Are those 28" wheels ? For my Iver Johnson I used a set of re-chromed New Departure (Mods. D and W) on Velocity Blunt 29er (700c) disc rims. I powder coated them red. The non-machined sidewall and fairly round profile look great.

http://www.flickr.com/photos/velolab/6014623755/in/photostream/


----------



## Larmo63 (Oct 16, 2011)

*Or.....*

For those with true panache, try going to wheelfanatyk@blogspot.com for authentic Italian wood hoops.


----------



## rustyspoke66 (Oct 18, 2011)

*28" to 700c P35*

My Velocity P-35 rims just came in and I wanted to share the info. These photos show how close the size and profile of the P-35 (700c) match the 28" wood clad. Now off to see about nickel plating.


----------



## Larmo63 (Oct 19, 2011)

*I can't wait to see these nickel plated.*

Post up when they get back from being plated.


----------



## Danimal (Oct 20, 2011)

Those are near perfect. I just got a set of Velocity Blunts and they are just a little skinnier. They will look ok once they are laced up though. Now I Am waiting to see yours after nickle plating!

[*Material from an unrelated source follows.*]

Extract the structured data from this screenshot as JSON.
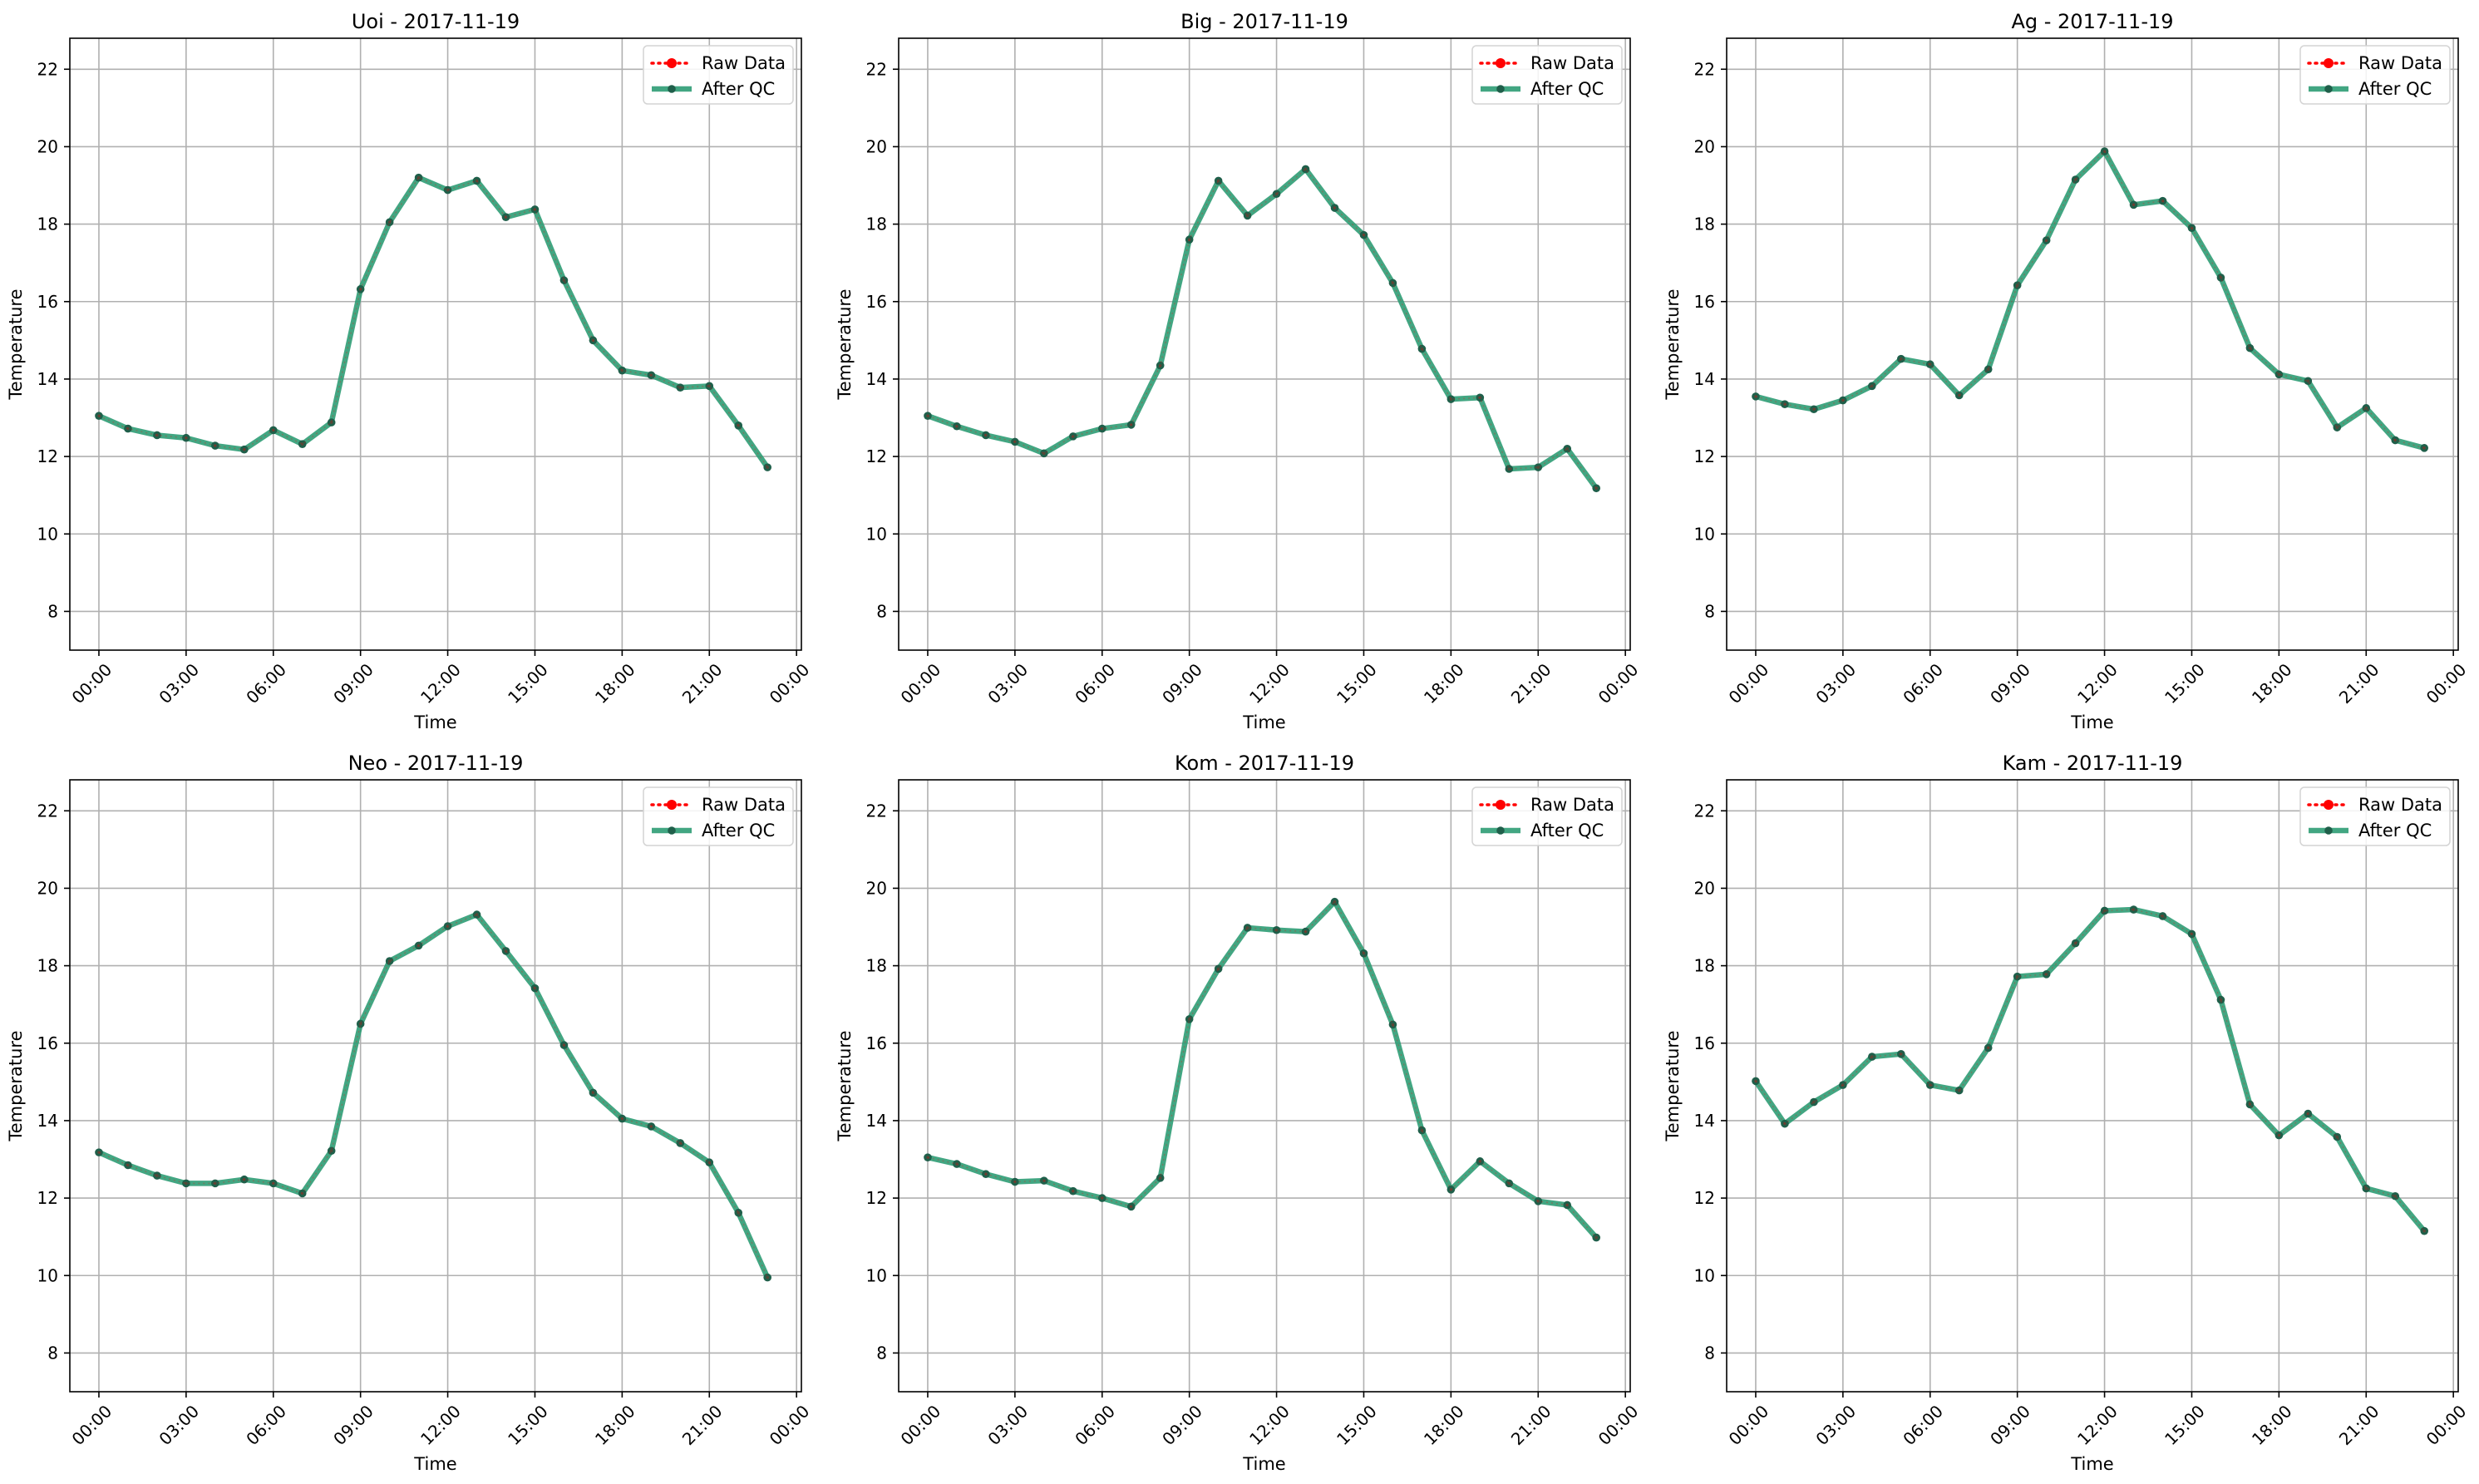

Btw, if you have done this a few times, care to help me out with finding the correct spokes? I know there are spoke calculators, but I don't know what my hub measurments are and I don't have a good caliper to measure with. So, I need dimmensions for a New Departure D (or DD) rear hub and a New Departure SW front hub.


----------



## rustyspoke66 (Oct 20, 2011)

I'll post some picks when they are done but I have to get the silver powder coating off first.


----------



## Iverider (Oct 21, 2011)

You can use gasket remover to strip the powdercoat. Spray it on let it sit a bit and wipe/scrape it off with a plastic scraper.


----------



## rustyspoke66 (Oct 21, 2011)

I'm headed to the store to buy some stuff to experiment with, I've heard of using the gasket remover on some other forums as well so I'll try that first.


----------



## elginkid (Oct 23, 2011)

Just take your hubs and rims to the bike shop and tell them you need spokes to lace up your wheels.  He was able to calculate everything for me, and got me the correct set of spokes.  I dropped them off to have them trued, and when he's done I'll have a set of wheels built for $115 instead of close to $200.  I didn't realize how expensive spokes were!  (DT Swiss Stainless double butted, but still)


----------



## publius (Oct 23, 2011)

*Tires for clad 28" rim bikes.*

I have been riding my early 1920's Hawthorne Trailblazer with Tufo 700x32 tubular tires. These work fine if you glue them to the rim. If you don't they can creep around and tear out the stem. Also you had better check the inner edge of your cladding because I had a sharp edge of the cladding eat into the sidewall of the tire and cause a blow out. The Victoria brand also has a ridge on the inside diameter and is almost impossible to center on the clad rim so I don't get them any more. Also when buying these tires sometimes they are listed as 28"x32mm or 34mm. These work also, but were rather a stretch to get onto the rim. They inflated fine afterwards and look great. Hope this helps. Paul


----------



## Luckykat32 (Oct 26, 2011)

*Tufo*

Publius,  do you have any pictures of the tufo tires mounted to your metal clad rims?


----------